A spoke coordinator position can be an added assignment for an ED nurse manager, nurse educator, or team leader. Establishing a point person to receive hub communications and transmit them to the spoke staff is vital for success. Duties identified consist of preparing stroke packets for ED staff (which include consents both English and Spanish), acute stroke order sets, and NIHSS language cards. The coordinator acts as the “train the trainer” for the camera system, also making sure the system has power and internet connection. This person would also be a liaison with the Information Technology (IT) staff and the computed tomography (CT) staff for any ongoing troubleshooting needs with the camera system.

Spoke quality assurance RN

The QA RN at the spoke site has the opportunity to guide and facilitate the spoke site’s telemedicine quality measurement. The guidelines have been firmly established since 2000 when the Brain Attack Coalition recommended primary stroke centers to decrease death and disability from stroke.32 One of the initiatives to increase awareness of quality has been the use of “Get With The Guidelines” (GWTGs) to benchmark stroke centers with other stroke centers.33 This will assist with meeting core measures and fostering continued maturity of the program at the spoke site.

Spoke emergency department RN

This is one of the most important roles that has become richer within the telemedicine structure. The ED beside nurse completes the stroke assessment with the vascular neurologist. Understanding the National Institutes of Health Stroke Scale (NIHSS) is essential to facilitate the vascular neurologist’s examination. Some spoke sites have elected to encourage and incentivize their staff to complete the NIHSS training and certification. Having an RN at the bedside of the acute stroke patient who understands and knows the NIHSS makes the examination go very quickly. Familiarity with the evaluation tools and algorithm decreases the door to needle time for tPA eligible patients. RN’s in this role have offered feed back explaining that having stroke telemedicine has changed the milieu of their ED’s. RN’s have stated that stroke patients now have a chance to receive tPA whereas before they waited for transportation to a primary stroke centers and frequently missed the opportunity due to time constraints. They have also shared that being the conduit for the assessment empowers them. The nurses feel that they are truly making a difference in the care of the acute stroke patient.
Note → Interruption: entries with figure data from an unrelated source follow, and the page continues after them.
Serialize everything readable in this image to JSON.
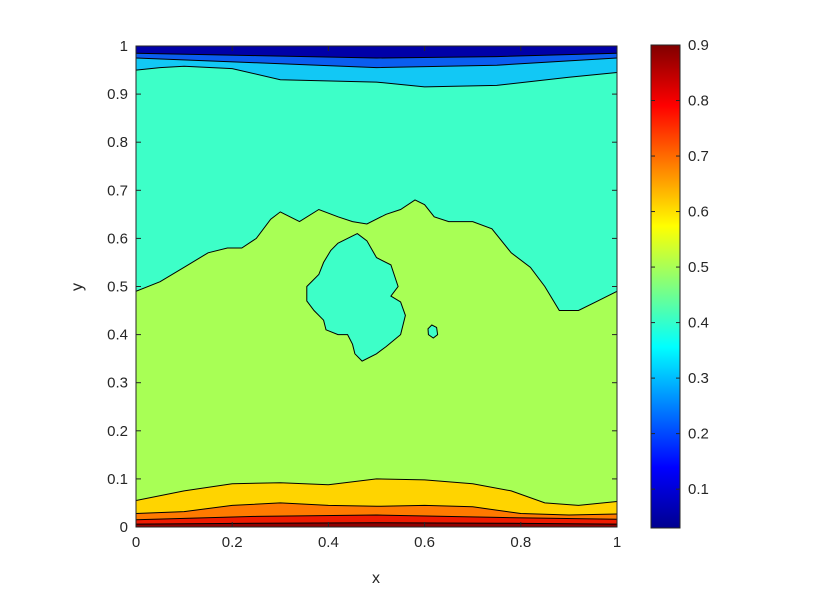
{
  "chart_data": {
    "type": "contour",
    "title": "",
    "xlabel": "x",
    "ylabel": "y",
    "xlim": [
      0,
      1
    ],
    "ylim": [
      0,
      1
    ],
    "xticks": [
      "0",
      "0.2",
      "0.4",
      "0.6",
      "0.8",
      "1"
    ],
    "yticks": [
      "0",
      "0.1",
      "0.2",
      "0.3",
      "0.4",
      "0.5",
      "0.6",
      "0.7",
      "0.8",
      "0.9",
      "1"
    ],
    "colormap": "jet",
    "colorbar": {
      "range": [
        0.03,
        0.9
      ],
      "ticks": [
        "0.1",
        "0.2",
        "0.3",
        "0.4",
        "0.5",
        "0.6",
        "0.7",
        "0.8",
        "0.9"
      ],
      "placement": "right"
    },
    "regions": [
      {
        "name": "top-dark-blue",
        "value": 0.06,
        "color": "#0000a8"
      },
      {
        "name": "top-blue",
        "value": 0.2,
        "color": "#0a5ef0"
      },
      {
        "name": "top-cyan",
        "value": 0.32,
        "color": "#12c8f5"
      },
      {
        "name": "upper-teal",
        "value": 0.4,
        "color": "#3dffc8"
      },
      {
        "name": "middle-green",
        "value": 0.5,
        "color": "#a8ff55"
      },
      {
        "name": "lower-yellow",
        "value": 0.6,
        "color": "#ffd400"
      },
      {
        "name": "lower-orange",
        "value": 0.7,
        "color": "#ff7a00"
      },
      {
        "name": "lower-red",
        "value": 0.8,
        "color": "#ee1a00"
      },
      {
        "name": "bottom-dark-red",
        "value": 0.88,
        "color": "#8f0000"
      }
    ],
    "contour_levels": [
      {
        "name": "top-1",
        "points": [
          [
            0,
            0.985
          ],
          [
            0.25,
            0.98
          ],
          [
            0.5,
            0.975
          ],
          [
            0.75,
            0.978
          ],
          [
            1,
            0.985
          ]
        ]
      },
      {
        "name": "top-2",
        "points": [
          [
            0,
            0.975
          ],
          [
            0.25,
            0.965
          ],
          [
            0.5,
            0.955
          ],
          [
            0.75,
            0.96
          ],
          [
            1,
            0.975
          ]
        ]
      },
      {
        "name": "top-3",
        "points": [
          [
            0,
            0.95
          ],
          [
            0.05,
            0.955
          ],
          [
            0.1,
            0.958
          ],
          [
            0.2,
            0.953
          ],
          [
            0.3,
            0.93
          ],
          [
            0.5,
            0.925
          ],
          [
            0.6,
            0.915
          ],
          [
            0.75,
            0.918
          ],
          [
            0.9,
            0.935
          ],
          [
            1,
            0.945
          ]
        ]
      },
      {
        "name": "mid-boundary",
        "points": [
          [
            0,
            0.49
          ],
          [
            0.05,
            0.51
          ],
          [
            0.1,
            0.54
          ],
          [
            0.15,
            0.57
          ],
          [
            0.19,
            0.58
          ],
          [
            0.22,
            0.58
          ],
          [
            0.25,
            0.6
          ],
          [
            0.28,
            0.64
          ],
          [
            0.3,
            0.655
          ],
          [
            0.34,
            0.635
          ],
          [
            0.38,
            0.66
          ],
          [
            0.42,
            0.645
          ],
          [
            0.45,
            0.635
          ],
          [
            0.48,
            0.63
          ],
          [
            0.52,
            0.65
          ],
          [
            0.55,
            0.66
          ],
          [
            0.58,
            0.68
          ],
          [
            0.6,
            0.67
          ],
          [
            0.62,
            0.645
          ],
          [
            0.65,
            0.635
          ],
          [
            0.7,
            0.635
          ],
          [
            0.74,
            0.62
          ],
          [
            0.78,
            0.57
          ],
          [
            0.82,
            0.54
          ],
          [
            0.85,
            0.5
          ],
          [
            0.88,
            0.45
          ],
          [
            0.92,
            0.45
          ],
          [
            0.96,
            0.47
          ],
          [
            1,
            0.49
          ]
        ]
      },
      {
        "name": "lower-1",
        "points": [
          [
            0,
            0.055
          ],
          [
            0.1,
            0.075
          ],
          [
            0.2,
            0.09
          ],
          [
            0.3,
            0.092
          ],
          [
            0.4,
            0.088
          ],
          [
            0.5,
            0.1
          ],
          [
            0.6,
            0.098
          ],
          [
            0.7,
            0.09
          ],
          [
            0.78,
            0.075
          ],
          [
            0.85,
            0.05
          ],
          [
            0.92,
            0.045
          ],
          [
            1,
            0.053
          ]
        ]
      },
      {
        "name": "lower-2",
        "points": [
          [
            0,
            0.028
          ],
          [
            0.1,
            0.032
          ],
          [
            0.2,
            0.045
          ],
          [
            0.3,
            0.05
          ],
          [
            0.4,
            0.045
          ],
          [
            0.5,
            0.043
          ],
          [
            0.6,
            0.045
          ],
          [
            0.7,
            0.042
          ],
          [
            0.8,
            0.028
          ],
          [
            0.9,
            0.025
          ],
          [
            1,
            0.027
          ]
        ]
      },
      {
        "name": "lower-3",
        "points": [
          [
            0,
            0.015
          ],
          [
            0.25,
            0.022
          ],
          [
            0.5,
            0.025
          ],
          [
            0.75,
            0.02
          ],
          [
            1,
            0.016
          ]
        ]
      },
      {
        "name": "lower-4",
        "points": [
          [
            0,
            0.006
          ],
          [
            0.25,
            0.008
          ],
          [
            0.5,
            0.009
          ],
          [
            0.75,
            0.008
          ],
          [
            1,
            0.006
          ]
        ]
      }
    ],
    "islands": [
      {
        "name": "teal-island-large",
        "value": 0.4,
        "points": [
          [
            0.42,
            0.59
          ],
          [
            0.46,
            0.61
          ],
          [
            0.48,
            0.595
          ],
          [
            0.5,
            0.56
          ],
          [
            0.53,
            0.545
          ],
          [
            0.545,
            0.5
          ],
          [
            0.53,
            0.48
          ],
          [
            0.55,
            0.468
          ],
          [
            0.56,
            0.44
          ],
          [
            0.55,
            0.4
          ],
          [
            0.52,
            0.375
          ],
          [
            0.5,
            0.36
          ],
          [
            0.47,
            0.345
          ],
          [
            0.455,
            0.36
          ],
          [
            0.45,
            0.38
          ],
          [
            0.44,
            0.4
          ],
          [
            0.42,
            0.4
          ],
          [
            0.395,
            0.41
          ],
          [
            0.39,
            0.43
          ],
          [
            0.37,
            0.45
          ],
          [
            0.355,
            0.47
          ],
          [
            0.355,
            0.5
          ],
          [
            0.38,
            0.525
          ],
          [
            0.39,
            0.55
          ],
          [
            0.405,
            0.575
          ]
        ]
      },
      {
        "name": "teal-island-small",
        "value": 0.4,
        "points": [
          [
            0.615,
            0.42
          ],
          [
            0.625,
            0.415
          ],
          [
            0.627,
            0.4
          ],
          [
            0.618,
            0.393
          ],
          [
            0.608,
            0.4
          ],
          [
            0.607,
            0.412
          ]
        ]
      }
    ]
  }
}
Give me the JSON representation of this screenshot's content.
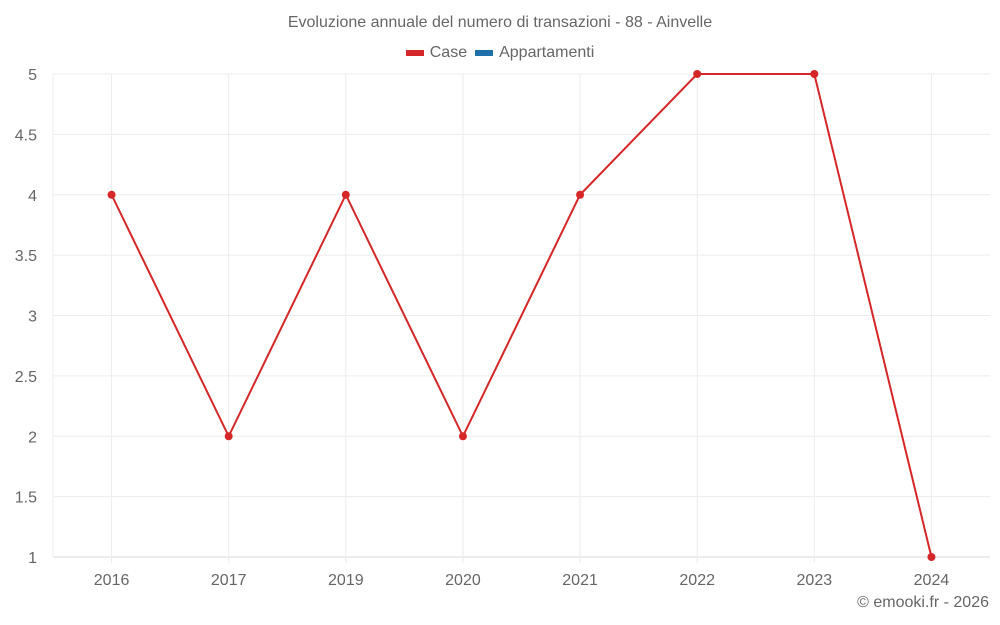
{
  "chart_data": {
    "type": "line",
    "title": "Evoluzione annuale del numero di transazioni - 88 - Ainvelle",
    "categories": [
      "2016",
      "2017",
      "2019",
      "2020",
      "2021",
      "2022",
      "2023",
      "2024"
    ],
    "series": [
      {
        "name": "Case",
        "color": "#d62728",
        "values": [
          4,
          2,
          4,
          2,
          4,
          5,
          5,
          1
        ]
      },
      {
        "name": "Appartamenti",
        "color": "#1f6fa8",
        "values": []
      }
    ],
    "xlabel": "",
    "ylabel": "",
    "ylim": [
      1,
      5
    ],
    "yticks": [
      "1",
      "1.5",
      "2",
      "2.5",
      "3",
      "3.5",
      "4",
      "4.5",
      "5"
    ],
    "grid": true,
    "legend_position": "top"
  },
  "legend": {
    "items": [
      {
        "label": "Case",
        "color": "#d62728"
      },
      {
        "label": "Appartamenti",
        "color": "#1f6fa8"
      }
    ]
  },
  "credit": "© emooki.fr - 2026"
}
It is no longer a feeling of being on the side lines.

Conclusion

Telemedicine, although not novel, is still an evolving field in stroke. At first glance, many conceptualize it as a physician oriented program, but without necessary nursing support the network would not be successful. Telemedicine offers unique opportunities for nurses within urban and rural settings to participate in the continuum of stroke care.

Acknowledgement

This manuscript was presented as an oral presentation at the 2009 American Association of Neuroscience Nursing in Las Vegas, Nevada.

Footnotes

Disclosures

None of the authors have any conflicts to declare.